En 1938, les militaires allemands envahissent et annexent l’Autriche (l’Anschluss de mars 1938). Deux mois plus tard, les occupants nazis contraignent Freud, d’origine juive, à l’exil. Freud, maintenant octogénaire, ira s’installer à Londres où il décédera en septembre 1939.
Freud est devenu célèbre en raison de deux grandes découvertes qui auront pour effet de révolutionner notre conception de l’être humain : 10) l’inconscient3 (le su et l’insu, le connu et l’inconnu) et 20) une méthode inédite de traitement thérapeutique des névroses4 : la psychanalyse (les associations libres5). Il échafaude un cadre conceptuel abstrait6 qu’il inscrit dans une démarche théorique qu’il remanie sans cesse. Auteur prolifique, ses travaux ont exercé une influence majeure dans plusieurs disciplines intellectuelles dont les suivantes : la psychiatrie, la psychologie, la philosophie7, l’ethnologie, la sexologie, la sociologie et même la science politique.
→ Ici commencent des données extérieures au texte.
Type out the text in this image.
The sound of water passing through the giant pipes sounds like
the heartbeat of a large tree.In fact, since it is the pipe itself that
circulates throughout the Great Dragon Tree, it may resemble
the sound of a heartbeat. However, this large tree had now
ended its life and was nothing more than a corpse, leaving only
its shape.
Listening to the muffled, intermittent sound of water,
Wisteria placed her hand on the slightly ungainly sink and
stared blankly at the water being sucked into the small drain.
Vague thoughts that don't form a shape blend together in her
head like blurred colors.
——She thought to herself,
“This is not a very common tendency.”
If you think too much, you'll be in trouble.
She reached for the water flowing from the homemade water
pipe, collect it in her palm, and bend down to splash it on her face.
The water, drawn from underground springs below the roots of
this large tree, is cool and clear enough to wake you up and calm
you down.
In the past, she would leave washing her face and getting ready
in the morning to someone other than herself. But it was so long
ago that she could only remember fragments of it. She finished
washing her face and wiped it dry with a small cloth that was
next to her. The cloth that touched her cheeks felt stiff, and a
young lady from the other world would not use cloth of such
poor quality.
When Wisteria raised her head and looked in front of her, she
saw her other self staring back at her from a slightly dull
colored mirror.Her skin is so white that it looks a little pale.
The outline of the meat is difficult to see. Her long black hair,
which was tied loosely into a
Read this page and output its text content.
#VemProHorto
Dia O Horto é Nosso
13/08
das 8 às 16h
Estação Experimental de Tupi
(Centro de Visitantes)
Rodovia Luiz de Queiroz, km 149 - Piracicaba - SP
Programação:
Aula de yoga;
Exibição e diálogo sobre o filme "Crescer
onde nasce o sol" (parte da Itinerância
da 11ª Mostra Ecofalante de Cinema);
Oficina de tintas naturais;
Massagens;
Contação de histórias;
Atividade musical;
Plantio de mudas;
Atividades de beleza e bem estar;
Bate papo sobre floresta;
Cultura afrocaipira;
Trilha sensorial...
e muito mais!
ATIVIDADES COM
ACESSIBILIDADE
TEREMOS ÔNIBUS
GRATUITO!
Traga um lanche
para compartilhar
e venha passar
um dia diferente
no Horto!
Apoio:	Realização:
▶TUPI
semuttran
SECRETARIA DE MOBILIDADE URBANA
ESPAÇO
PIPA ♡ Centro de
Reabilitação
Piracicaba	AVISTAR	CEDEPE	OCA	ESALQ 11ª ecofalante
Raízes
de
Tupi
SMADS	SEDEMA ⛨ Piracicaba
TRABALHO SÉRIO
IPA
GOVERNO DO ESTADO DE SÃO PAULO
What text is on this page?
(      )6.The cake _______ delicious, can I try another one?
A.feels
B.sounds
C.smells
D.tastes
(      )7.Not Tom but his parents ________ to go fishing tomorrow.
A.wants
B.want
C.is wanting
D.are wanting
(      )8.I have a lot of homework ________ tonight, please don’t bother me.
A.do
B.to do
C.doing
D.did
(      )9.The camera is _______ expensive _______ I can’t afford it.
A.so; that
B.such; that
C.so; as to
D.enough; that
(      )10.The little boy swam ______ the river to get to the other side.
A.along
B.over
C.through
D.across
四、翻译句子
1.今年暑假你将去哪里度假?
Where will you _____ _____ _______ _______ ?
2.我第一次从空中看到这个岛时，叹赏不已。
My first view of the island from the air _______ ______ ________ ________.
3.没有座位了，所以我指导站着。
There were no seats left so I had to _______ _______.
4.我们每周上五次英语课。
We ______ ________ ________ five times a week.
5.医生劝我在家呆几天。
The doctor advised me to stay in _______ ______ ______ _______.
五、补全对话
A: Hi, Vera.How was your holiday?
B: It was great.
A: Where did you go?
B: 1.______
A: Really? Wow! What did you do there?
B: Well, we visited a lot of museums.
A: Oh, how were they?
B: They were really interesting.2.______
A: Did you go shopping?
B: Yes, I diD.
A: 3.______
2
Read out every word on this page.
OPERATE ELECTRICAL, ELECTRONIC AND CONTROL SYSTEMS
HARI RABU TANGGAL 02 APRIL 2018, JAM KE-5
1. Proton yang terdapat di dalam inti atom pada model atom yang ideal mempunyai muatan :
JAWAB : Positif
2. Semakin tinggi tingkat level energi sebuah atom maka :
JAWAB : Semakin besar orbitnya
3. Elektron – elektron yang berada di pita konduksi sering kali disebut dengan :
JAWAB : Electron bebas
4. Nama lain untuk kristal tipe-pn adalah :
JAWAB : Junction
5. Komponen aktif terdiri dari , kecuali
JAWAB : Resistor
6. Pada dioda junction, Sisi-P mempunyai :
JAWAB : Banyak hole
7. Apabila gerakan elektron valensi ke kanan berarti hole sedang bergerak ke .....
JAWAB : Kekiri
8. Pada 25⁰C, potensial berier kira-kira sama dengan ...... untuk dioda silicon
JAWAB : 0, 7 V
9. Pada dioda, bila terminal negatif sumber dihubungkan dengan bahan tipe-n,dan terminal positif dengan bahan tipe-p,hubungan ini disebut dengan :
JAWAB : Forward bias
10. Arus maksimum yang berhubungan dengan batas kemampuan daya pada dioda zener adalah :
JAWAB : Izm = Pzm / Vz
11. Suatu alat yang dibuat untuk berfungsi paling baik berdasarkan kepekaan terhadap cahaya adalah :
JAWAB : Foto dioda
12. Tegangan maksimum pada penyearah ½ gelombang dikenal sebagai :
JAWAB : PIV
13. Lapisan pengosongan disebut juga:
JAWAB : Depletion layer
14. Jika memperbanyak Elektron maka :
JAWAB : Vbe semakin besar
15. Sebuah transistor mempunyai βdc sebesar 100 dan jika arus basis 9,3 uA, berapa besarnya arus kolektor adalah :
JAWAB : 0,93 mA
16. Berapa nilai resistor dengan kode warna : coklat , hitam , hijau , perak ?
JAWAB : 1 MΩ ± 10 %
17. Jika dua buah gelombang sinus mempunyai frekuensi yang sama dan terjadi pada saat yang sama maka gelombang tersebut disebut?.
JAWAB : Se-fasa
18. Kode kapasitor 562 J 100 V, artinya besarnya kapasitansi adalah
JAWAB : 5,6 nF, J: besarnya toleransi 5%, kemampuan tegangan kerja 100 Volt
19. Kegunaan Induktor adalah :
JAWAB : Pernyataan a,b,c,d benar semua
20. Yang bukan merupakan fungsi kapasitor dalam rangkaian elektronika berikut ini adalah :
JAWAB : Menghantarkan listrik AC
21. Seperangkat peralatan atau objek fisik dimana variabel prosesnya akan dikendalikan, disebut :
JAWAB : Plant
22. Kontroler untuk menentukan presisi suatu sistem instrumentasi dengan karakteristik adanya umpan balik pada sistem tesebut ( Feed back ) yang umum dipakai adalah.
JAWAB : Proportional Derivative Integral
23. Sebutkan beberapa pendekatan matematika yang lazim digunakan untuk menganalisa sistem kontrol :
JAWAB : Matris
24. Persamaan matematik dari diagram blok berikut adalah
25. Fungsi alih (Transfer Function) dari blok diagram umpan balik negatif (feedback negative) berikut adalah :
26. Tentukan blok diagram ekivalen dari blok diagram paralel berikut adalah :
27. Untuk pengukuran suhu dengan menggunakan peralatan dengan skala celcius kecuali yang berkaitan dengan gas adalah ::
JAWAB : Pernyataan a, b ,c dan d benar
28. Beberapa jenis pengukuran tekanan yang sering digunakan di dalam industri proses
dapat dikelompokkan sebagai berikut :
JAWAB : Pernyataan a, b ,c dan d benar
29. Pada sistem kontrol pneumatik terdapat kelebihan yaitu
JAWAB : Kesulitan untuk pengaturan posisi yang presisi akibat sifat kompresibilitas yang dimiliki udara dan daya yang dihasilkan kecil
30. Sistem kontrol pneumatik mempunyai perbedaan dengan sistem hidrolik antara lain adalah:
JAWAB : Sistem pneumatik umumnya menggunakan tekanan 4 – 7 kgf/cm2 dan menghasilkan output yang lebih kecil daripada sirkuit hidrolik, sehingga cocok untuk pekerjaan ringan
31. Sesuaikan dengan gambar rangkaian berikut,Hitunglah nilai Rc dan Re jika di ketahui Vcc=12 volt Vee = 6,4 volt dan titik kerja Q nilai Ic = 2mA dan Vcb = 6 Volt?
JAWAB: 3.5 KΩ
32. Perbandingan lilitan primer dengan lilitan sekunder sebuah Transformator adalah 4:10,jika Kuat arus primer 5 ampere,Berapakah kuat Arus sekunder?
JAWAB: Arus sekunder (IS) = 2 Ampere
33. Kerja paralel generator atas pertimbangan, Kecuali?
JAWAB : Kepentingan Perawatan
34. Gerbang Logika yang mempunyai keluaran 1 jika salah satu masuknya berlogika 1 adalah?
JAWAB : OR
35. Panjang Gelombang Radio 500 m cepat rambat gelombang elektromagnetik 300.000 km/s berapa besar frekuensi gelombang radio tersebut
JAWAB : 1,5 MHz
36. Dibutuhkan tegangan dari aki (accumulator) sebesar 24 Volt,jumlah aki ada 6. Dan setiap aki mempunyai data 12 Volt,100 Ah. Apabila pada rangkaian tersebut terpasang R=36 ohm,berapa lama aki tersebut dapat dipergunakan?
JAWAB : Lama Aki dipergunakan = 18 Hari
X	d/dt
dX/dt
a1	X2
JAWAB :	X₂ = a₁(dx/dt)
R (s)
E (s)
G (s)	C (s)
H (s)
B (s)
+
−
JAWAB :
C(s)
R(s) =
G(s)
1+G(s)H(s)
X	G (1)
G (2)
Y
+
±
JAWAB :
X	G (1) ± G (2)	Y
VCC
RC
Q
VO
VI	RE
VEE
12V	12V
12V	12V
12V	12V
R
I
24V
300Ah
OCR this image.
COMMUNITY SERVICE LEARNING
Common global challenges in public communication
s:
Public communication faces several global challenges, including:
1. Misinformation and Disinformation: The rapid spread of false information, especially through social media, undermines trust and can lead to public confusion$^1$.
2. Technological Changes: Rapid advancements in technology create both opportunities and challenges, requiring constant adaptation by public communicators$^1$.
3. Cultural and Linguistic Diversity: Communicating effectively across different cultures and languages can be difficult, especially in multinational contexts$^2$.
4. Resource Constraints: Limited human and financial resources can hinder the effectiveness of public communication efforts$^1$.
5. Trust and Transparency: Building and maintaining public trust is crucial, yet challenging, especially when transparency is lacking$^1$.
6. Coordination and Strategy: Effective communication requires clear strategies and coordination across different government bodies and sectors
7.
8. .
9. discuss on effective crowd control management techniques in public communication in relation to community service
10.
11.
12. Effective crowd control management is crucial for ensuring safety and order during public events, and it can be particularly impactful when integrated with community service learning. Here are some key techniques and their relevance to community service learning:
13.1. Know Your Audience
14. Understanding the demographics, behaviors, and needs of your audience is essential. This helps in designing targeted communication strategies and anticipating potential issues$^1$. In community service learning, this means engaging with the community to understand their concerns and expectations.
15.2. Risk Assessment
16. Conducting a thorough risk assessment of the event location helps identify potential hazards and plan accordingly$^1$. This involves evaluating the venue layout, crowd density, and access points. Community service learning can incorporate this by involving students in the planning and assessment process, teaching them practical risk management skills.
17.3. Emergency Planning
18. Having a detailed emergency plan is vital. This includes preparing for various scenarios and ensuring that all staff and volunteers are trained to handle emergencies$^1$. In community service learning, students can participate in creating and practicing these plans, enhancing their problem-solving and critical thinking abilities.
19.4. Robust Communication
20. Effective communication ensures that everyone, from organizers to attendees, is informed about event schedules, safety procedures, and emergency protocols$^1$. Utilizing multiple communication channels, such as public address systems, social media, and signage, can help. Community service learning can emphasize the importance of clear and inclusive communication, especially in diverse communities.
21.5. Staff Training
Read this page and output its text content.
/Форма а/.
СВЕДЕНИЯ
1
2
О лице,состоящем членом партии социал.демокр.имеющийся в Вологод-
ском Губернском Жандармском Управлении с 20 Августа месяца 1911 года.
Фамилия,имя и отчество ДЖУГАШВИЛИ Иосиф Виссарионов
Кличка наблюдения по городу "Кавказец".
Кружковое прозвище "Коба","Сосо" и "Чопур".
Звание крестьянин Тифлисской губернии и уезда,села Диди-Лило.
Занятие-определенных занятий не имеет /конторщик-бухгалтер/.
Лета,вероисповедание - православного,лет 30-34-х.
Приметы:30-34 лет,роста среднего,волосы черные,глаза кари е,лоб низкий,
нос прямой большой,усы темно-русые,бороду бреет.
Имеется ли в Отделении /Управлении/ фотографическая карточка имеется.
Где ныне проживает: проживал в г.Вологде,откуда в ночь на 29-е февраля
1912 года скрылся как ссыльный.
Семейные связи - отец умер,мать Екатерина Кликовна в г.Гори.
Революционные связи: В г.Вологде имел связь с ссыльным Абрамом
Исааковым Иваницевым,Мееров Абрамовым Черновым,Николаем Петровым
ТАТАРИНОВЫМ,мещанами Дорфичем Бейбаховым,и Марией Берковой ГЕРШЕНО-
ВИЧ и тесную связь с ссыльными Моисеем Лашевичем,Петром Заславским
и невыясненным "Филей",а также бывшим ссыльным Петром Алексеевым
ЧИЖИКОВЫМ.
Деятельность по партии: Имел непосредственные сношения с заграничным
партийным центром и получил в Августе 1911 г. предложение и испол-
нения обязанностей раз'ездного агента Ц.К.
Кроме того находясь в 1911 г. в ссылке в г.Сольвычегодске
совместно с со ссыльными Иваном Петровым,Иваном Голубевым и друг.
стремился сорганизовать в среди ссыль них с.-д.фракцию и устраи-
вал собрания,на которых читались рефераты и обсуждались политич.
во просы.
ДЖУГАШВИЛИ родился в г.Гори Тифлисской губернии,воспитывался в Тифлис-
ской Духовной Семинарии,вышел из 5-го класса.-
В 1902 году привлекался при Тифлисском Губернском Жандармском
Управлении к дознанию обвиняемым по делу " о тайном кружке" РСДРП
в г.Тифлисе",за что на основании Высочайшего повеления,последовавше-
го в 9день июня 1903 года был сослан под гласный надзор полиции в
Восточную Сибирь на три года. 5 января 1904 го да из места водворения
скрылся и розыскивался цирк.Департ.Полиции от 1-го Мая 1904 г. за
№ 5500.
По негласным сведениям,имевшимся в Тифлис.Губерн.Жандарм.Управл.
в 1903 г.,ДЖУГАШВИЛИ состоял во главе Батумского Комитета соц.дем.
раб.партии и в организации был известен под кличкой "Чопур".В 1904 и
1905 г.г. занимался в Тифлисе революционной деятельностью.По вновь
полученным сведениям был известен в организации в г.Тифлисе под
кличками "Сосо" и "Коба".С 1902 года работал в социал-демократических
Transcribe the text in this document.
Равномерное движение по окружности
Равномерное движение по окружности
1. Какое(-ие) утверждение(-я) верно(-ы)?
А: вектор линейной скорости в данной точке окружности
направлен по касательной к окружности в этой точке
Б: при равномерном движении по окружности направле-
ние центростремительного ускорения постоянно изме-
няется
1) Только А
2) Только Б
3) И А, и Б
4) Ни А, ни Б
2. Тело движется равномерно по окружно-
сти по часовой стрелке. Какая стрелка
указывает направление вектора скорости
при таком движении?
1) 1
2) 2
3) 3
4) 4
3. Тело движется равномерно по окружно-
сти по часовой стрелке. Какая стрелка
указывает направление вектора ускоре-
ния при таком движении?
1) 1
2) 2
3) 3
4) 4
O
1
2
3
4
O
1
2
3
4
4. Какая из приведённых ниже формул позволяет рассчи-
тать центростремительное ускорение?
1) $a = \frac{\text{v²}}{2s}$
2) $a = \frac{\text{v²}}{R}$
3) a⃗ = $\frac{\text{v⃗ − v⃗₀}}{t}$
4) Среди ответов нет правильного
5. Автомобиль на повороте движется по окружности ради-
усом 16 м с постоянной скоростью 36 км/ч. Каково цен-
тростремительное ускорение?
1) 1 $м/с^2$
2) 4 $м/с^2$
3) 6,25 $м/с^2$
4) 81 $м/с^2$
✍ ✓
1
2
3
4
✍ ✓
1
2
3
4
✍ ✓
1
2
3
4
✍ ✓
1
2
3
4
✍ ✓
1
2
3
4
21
Freud a développé deux manières abstraites de concevoir l’appareil psychique humain : la première topique développée dans le chapitre VII de L’interprétation du rêve (1900) et la deuxième exposée dans le chapitre intitulé « Le Moi et le Ça » qu’on retrouve dans le livre Essais de psychanalyse (1923). Les « topiques psychiques » correspondent à des abstractions. Il s’agit plus précisément d’une « théorie des lieux » qui opère une différenciation de l’appareil psychique en un certain nombre de systèmes qui ont des caractéristiques particulières et qui autorisent une représentation qui fait image. L’appareil psychique comporte dans les deux cas trois instances ou trois systèmes ou encore trois lieux. Dans sa première formulation théorique, en 1900, Freud va parler du préconscient, du conscient et de l’inconscient. Dans sa formulation théorique de 1923, il va toujours faire intervenir le conscient et l’inconscient qu’il met en relation avec le Ça, le Moi et le Surmoi.
La première topique de 1900
La topique freudienne correspond à une approche théorique qui implique une différenciation de l’appareil psychique. Dans le chapitre VII de l’ouvrage intitulé L’interprétation des rêves (1900) Freud nous apprend que l’appareil psychique se compose de trois systèmes. On y distingue trois niveaux déterminés distincts mais néanmoins reliés : le conscient, le préconscient et l’inconscient. Le « conscient » est réduit à un espace de contact entre le sujet pensant et la réalité qui lui est extérieure. C’est par là qu’entre l’information. Derrière le « conscient », nous retrouvons le « préconscient » qui s’accompagne de représentations mentales accessibles au conscient. Derrière le « préconscient » se pose ce que Freud désigne comme étant « (l’)inconscient », c’est-à-dire : la censure. Son rôle ici consiste à interdire l’expression des désirs qui existent dans le préconscient et le conscient. Cette abstraction repose sur le refoulement et la recherche du plaisir et l’évitement du déplaisir.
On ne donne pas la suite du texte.